I would sit down with the calendar on a Saturday morning, grocery circular in hand, and plan for two weeks at a time. Then I would write out my grocery list and head to the store, ensuring I would have everything on hand I would need to make my dinners. This process helped me in a number of ways. VBS if you will (can you tell I’m a Lutheran pastor’s wife?):
- Variety – no more “meatloaf again?” Having the calendar, I could look back and see when we last had something. Or, if we tried something new but had forgotten about it, I could throw it back into the mix.
- Budget – I could spread out expensive meals – steaks for example – so that I wouldn't be blowing my budget regularly.
- Sanity – I could look at my calendar – which I strategically hung on the inside of my pantry door – in the morning before leaving for work so I could know what was ahead of me when I got home. No more standing in the pantry with a confused look. And if something needed to sit out to thaw, or be thrown in the crock pot, I could do that before leaving for the day.
To give you an example, here’s what my calendar looks like for this month so far:
c has discovered the joy of the “cart car” or “car cart” as we like to call it.

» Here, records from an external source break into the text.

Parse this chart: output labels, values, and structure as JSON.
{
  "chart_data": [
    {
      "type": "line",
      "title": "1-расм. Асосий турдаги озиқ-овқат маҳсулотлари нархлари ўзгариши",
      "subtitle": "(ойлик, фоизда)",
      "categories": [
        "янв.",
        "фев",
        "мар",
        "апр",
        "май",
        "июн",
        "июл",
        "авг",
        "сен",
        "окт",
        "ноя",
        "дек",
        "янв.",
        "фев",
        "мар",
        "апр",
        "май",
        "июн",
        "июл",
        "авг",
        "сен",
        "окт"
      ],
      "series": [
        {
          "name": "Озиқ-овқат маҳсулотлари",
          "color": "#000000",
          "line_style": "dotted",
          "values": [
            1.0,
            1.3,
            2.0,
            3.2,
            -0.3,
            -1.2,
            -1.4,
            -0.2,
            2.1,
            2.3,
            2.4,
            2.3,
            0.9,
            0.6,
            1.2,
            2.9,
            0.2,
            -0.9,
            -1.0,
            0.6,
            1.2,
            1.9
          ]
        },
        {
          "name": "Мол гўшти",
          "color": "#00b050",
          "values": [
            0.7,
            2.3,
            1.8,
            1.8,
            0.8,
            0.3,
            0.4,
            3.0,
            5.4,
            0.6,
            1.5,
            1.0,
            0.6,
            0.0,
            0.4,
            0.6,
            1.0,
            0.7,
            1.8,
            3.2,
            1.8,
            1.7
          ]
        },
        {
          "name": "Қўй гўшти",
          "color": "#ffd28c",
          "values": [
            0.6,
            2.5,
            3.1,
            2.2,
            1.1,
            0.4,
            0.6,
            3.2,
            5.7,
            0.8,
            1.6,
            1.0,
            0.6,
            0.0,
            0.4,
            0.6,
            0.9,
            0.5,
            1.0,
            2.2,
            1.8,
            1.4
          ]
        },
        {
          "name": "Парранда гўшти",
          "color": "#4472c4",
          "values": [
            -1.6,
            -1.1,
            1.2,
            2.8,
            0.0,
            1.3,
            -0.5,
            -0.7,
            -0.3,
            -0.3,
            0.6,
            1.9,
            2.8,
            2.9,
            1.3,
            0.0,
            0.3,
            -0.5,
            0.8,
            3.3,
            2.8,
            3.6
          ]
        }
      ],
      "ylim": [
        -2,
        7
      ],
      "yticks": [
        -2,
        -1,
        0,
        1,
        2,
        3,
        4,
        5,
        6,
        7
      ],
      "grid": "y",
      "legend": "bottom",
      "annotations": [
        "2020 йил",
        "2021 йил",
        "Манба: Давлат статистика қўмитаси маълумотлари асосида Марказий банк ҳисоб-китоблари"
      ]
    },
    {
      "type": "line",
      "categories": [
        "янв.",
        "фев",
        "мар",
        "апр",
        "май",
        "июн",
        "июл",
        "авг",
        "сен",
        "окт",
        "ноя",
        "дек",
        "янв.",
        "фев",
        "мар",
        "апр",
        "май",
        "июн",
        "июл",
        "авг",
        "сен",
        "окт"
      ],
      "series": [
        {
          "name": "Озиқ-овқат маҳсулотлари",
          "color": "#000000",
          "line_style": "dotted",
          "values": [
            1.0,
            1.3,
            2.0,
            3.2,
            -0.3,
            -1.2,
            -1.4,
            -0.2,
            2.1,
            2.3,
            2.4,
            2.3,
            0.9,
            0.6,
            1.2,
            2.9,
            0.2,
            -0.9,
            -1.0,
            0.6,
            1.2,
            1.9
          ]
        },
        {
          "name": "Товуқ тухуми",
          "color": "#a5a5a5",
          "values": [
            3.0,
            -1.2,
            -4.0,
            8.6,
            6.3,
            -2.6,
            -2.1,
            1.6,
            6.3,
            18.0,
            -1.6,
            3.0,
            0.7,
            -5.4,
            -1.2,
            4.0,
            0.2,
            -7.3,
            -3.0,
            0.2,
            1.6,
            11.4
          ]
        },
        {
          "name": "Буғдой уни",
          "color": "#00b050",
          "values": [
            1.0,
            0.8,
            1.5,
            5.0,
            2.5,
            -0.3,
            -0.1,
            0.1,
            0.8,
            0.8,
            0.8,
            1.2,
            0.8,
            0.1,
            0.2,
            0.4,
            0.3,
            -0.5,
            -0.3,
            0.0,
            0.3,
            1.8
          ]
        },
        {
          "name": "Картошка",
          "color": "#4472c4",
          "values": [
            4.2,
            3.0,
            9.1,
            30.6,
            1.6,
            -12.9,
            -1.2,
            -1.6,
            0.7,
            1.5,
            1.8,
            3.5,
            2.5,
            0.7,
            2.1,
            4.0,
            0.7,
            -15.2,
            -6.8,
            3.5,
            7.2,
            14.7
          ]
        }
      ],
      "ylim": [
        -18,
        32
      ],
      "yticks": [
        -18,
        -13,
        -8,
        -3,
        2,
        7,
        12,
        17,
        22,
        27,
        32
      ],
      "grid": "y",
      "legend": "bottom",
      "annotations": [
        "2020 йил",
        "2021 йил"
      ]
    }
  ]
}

Just don’t be in a hurry to get the shopping done if he’s with you; he likes to hop out often and must circle the cart and make sure all the tires are properly aligned before getting back in. The frustration that results dissipates quickly though as he turns the wheel and honks at other shoppers as we pass then. He’s a goof.
Ok, back to the calendar. Let’s take a closer look:
Last week, C had a meeting on Monday night so he wasn't going to be home for dinner. So I switched
Monday and Thursday opting for an easy meal of hot dogs for c & I. Between stew, king ranch chicken and tortilla soup, I knew we would have plenty of leftovers so that went down for Wednesday. C likes his pizza, so that usually finds its way onto the menu for Friday – a day he has decided is pizza worthy.
Now, no one is perfect. Let’s look at last May:
No need to zoom in on this one, you get the idea. Obviously, there wasn't much planning going on at this time. e had just joined our family (4/27) and we were graciously brought several meals by friends. Then we had graduation and celebrations associated with that. Then our anniversary and I’m sorry, I’m just not going to plan to cook on that day. J Point being: it’s ok to fall off the wagon.
One added benefit to this is if you keep your calendars long enough you can eat the same meal on August 12th several years in a row just because you can.
But really, it can produce a nice jog down memory lane. When c was starting to eat real foods as a baby, I added his menu to our calendar as he tried new things. That calendar is a nice little reminder of how he entered into the world of solid foods. (Could be handy to reference for e now, if only I could find the box it’s in…)
So, give yourself a leg up on menu planning and put that calendar your company is bound to give you this holiday season to work!